High Availability Embedded etcd

High Availability Embedded etcd - 图1warning

Embedded etcd (HA) may have performance issues on slower disks such as Raspberry Pis running with SD cards.

Why An Odd Number Of Server Nodes?

HA embedded etcd cluster must be comprised of an odd number of server nodes for etcd to maintain quorum. For a cluster with n servers, quorum is (n/2)+1. For any odd-sized cluster, adding one node will always increase the number of nodes necessary for quorum. Although adding a node to an odd-sized cluster appears better since there are more machines, the fault tolerance is worse since exactly the same number of nodes may fail without losing quorum but there are more nodes that can fail.

An HA K3s cluster with embedded etcd is composed of:

  • Three or more server nodes that will serve the Kubernetes API and run other control plane services, as well as host the embedded etcd datastore.
  • Optional: Zero or more agent nodes that are designated to run your apps and services
  • Optional: A fixed registration address for agent nodes to register with the cluster

High Availability Embedded etcd - 图2note

To rapidly deploy large HA clusters, see Related Projects

To get started, first launch a server node with the cluster-init flag to enable clustering and a token that will be used as a shared secret to join additional servers to the cluster.

  1. curl -sfL https://get.k3s.io | K3S_TOKEN=SECRET sh -s - server \
  2. --cluster-init \
  3. --tls-san=<FIXED_IP> # Optional, needed if using a fixed registration address

After launching the first server, join the second and third servers to the cluster using the shared secret:

  1. curl -sfL https://get.k3s.io | K3S_TOKEN=SECRET sh -s - server \
  2. --server https://<ip or hostname of server1>:6443 \
  3. --tls-san=<FIXED_IP> # Optional, needed if using a fixed registration address

Check to see that the second and third servers are now part of the cluster:

  1. $ kubectl get nodes
  2. NAME STATUS ROLES AGE VERSION
  3. server1 Ready control-plane,etcd,master 28m vX.Y.Z
  4. server2 Ready control-plane,etcd,master 13m vX.Y.Z
  5. server3 Ready control-plane,etcd,master 10m vX.Y.Z

Now you have a highly available control plane.

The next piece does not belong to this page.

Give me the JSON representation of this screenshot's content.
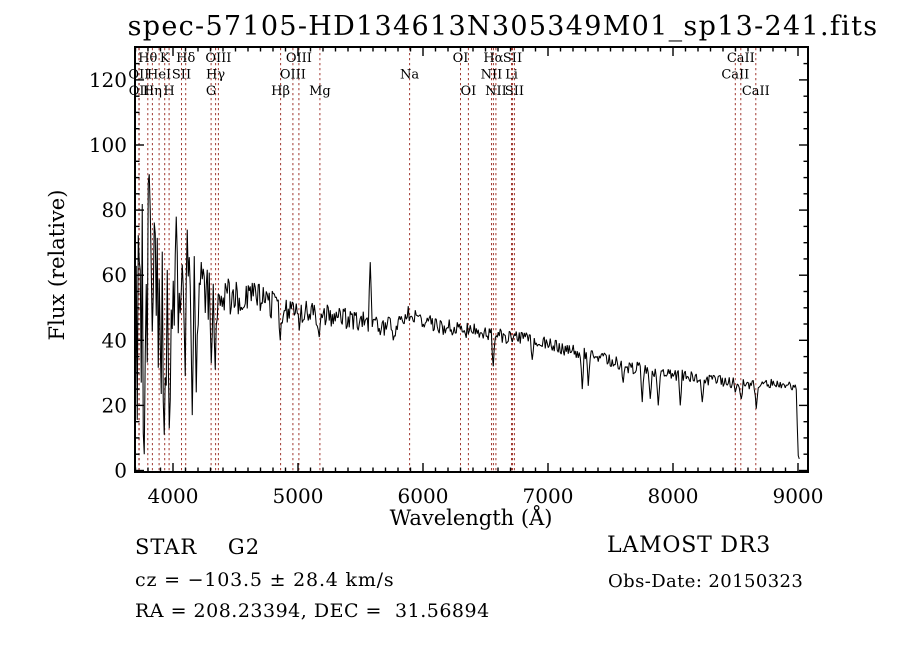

Any successfully clustered servers can be used in the --server argument to join additional server and agent nodes. Joining additional agent nodes to the cluster follows the same procedure as servers:

  1. curl -sfL https://get.k3s.io | K3S_TOKEN=SECRET sh -s - agent --server https://<ip or hostname of server>:6443

There are a few config flags that must be the same in all server nodes:

  • Network related flags: --cluster-dns, --cluster-domain, --cluster-cidr, --service-cidr
  • Flags controlling the deployment of certain components: --disable-helm-controller, --disable-kube-proxy, --disable-network-policy and any component passed to --disable
  • Feature related flags: --secrets-encryption

Existing single-node clusters

High Availability Embedded etcd - 图3Version Gate

Available as of v1.22.2+k3s1

If you have an existing cluster using the default embedded SQLite database, you can convert it to etcd by simply restarting your K3s server with the --cluster-init flag. Once you’ve done that, you’ll be able to add additional instances as described above.

If an etcd datastore is found on disk either because that node has either initialized or joined a cluster already, the datastore arguments (--cluster-init, --server, --datastore-endpoint, etc) are ignored.